The Left as per Paul Krugman:
Serious students of health care have known for a long time that the magic of the marketplace doesn’t work in health care; the United States has the most privatized health-care system in the advanced world, and also the least efficient. The pale reflection of this reality in the current discussion is that reform with a strong public option is cheaper than reform without — which means that as we get closer to really doing something, rhetoric about socialism fades out, and that $100 billion or so in projected savings starts to look awfully attractive.
The Center as per Megan McArdle:
It’s easy to get cynical about the process of the health care bills. At this point, I’d say that conservative and liberal health care analysts both know the score. Everyone knows that this bill won’t work as advertised: it will not cover as many people as promised, and it will run into budget shortfalls, if for no other reason than because Congress is not going to enact the cuts as written–they will get lobbied into repealing many of them. Doug Elmendorf [CBO] has done everything but hire a skywriter to make it clear that he doesn’t think that any of the various bills will actually be deficit neutral–while doing his job, which is to score what’s written, not his best guess at what will happen.
Liberals don’t care, because they think it’s worth it to cover more people. Conservatives care, but their kabuki complaints about what everyone in the wonkosphere knows go mostly unheeded.
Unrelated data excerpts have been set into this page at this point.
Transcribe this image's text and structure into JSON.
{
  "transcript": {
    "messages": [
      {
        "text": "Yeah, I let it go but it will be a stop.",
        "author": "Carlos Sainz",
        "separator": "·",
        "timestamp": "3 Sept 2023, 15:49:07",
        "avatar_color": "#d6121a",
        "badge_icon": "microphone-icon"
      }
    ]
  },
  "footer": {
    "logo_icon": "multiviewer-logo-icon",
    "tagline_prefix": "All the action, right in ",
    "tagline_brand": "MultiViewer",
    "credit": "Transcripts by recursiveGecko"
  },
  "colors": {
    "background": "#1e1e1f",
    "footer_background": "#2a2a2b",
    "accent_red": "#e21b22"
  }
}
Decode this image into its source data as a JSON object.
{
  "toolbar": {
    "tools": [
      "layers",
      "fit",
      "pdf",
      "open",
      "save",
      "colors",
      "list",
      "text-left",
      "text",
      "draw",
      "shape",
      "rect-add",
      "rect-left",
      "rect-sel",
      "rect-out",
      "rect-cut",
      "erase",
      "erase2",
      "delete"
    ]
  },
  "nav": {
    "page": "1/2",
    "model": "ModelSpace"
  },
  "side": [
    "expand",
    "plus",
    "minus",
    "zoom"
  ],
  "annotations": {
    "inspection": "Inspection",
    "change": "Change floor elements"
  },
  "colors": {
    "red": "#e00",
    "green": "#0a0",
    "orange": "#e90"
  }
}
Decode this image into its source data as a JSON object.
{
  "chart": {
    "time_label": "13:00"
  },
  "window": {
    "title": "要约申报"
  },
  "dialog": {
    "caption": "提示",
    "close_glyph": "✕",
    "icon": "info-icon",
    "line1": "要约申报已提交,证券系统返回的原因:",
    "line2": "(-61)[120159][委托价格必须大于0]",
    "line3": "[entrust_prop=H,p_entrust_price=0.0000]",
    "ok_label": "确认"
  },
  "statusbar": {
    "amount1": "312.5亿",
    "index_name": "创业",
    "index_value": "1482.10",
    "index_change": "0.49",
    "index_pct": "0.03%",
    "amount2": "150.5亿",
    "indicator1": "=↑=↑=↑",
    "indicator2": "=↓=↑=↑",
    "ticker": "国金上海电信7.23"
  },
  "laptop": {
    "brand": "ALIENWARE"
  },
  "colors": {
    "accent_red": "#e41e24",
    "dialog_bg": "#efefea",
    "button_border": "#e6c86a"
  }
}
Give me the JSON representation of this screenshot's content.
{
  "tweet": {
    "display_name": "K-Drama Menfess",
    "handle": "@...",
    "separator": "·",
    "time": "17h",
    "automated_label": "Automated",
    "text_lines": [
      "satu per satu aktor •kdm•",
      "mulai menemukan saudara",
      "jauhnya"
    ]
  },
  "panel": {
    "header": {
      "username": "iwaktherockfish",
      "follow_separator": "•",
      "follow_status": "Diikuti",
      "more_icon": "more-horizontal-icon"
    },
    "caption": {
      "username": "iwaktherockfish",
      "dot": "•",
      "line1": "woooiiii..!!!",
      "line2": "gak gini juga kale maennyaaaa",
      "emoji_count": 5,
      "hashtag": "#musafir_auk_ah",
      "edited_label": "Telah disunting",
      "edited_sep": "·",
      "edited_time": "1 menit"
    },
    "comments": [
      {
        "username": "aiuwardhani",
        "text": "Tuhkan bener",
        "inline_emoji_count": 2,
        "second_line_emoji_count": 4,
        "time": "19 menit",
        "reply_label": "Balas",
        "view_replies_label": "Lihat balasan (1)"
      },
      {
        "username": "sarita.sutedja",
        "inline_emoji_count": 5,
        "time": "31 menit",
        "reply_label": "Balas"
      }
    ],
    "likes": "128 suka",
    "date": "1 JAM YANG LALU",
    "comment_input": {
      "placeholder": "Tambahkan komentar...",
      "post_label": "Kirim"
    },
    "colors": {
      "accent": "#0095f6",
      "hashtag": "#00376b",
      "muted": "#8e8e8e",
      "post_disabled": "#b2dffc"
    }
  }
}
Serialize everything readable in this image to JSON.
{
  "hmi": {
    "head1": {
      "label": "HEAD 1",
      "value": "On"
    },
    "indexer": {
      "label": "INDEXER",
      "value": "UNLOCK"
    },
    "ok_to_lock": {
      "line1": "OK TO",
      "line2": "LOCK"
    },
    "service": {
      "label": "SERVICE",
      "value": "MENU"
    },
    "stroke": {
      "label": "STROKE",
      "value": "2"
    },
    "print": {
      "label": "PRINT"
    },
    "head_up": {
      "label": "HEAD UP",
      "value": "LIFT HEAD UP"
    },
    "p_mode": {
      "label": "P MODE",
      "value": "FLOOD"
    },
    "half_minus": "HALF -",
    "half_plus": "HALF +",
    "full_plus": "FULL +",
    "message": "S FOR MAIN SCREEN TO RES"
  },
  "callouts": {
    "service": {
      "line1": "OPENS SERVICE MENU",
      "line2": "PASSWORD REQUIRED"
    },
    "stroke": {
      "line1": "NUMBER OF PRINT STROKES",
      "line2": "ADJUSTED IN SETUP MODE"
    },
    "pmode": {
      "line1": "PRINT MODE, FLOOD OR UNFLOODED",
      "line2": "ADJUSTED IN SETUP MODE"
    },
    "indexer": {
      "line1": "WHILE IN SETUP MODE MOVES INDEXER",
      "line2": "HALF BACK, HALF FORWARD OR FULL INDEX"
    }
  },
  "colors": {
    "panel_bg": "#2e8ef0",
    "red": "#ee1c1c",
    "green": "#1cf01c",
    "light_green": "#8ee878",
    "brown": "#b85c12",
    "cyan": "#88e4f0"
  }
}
I find it hard to get too outraged about any of it; I’m against the bill, but I think that this part of the process is playing out about as well as you can expect.
The Right as per the WSJ Editorial:
In a rational political world, this 1,990-page runaway train [Pelosi bill] would have been derailed months ago. With spending and debt already at record peacetime levels, the bill creates a new and probably unrepealable middle-class entitlement that is designed to expand over time. Taxes will need to rise precipitously, even as ObamaCare so dramatically expands government control of health care that eventually all medicine will be rationed via politics.
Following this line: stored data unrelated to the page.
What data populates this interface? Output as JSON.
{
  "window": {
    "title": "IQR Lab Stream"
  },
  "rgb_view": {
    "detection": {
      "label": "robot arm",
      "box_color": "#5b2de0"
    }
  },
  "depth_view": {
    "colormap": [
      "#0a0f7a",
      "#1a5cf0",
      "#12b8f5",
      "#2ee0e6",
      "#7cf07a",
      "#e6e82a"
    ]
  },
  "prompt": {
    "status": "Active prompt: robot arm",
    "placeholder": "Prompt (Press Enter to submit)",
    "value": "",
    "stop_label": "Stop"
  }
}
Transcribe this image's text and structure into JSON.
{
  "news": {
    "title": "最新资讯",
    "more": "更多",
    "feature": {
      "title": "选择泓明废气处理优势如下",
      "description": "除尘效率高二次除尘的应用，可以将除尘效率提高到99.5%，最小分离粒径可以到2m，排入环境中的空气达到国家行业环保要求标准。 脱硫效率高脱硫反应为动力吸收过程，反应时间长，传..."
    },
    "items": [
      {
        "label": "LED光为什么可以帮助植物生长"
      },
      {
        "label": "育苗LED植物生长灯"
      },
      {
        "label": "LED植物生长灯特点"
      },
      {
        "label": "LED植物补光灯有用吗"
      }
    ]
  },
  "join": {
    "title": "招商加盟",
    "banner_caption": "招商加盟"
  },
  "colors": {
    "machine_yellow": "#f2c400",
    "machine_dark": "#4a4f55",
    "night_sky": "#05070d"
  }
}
Yet at this point, Democrats have dumped any pretense of genuine bipartisan “reform” and moved into the realm of pure power politics as they race against the unpopularity of their own agenda. The goal is to ram through whatever income-redistribution scheme they can claim to be “universal coverage.” The result will be destructive on every level—for the health-care system, for the country’s fiscal condition, and ultimately for American freedom and prosperity.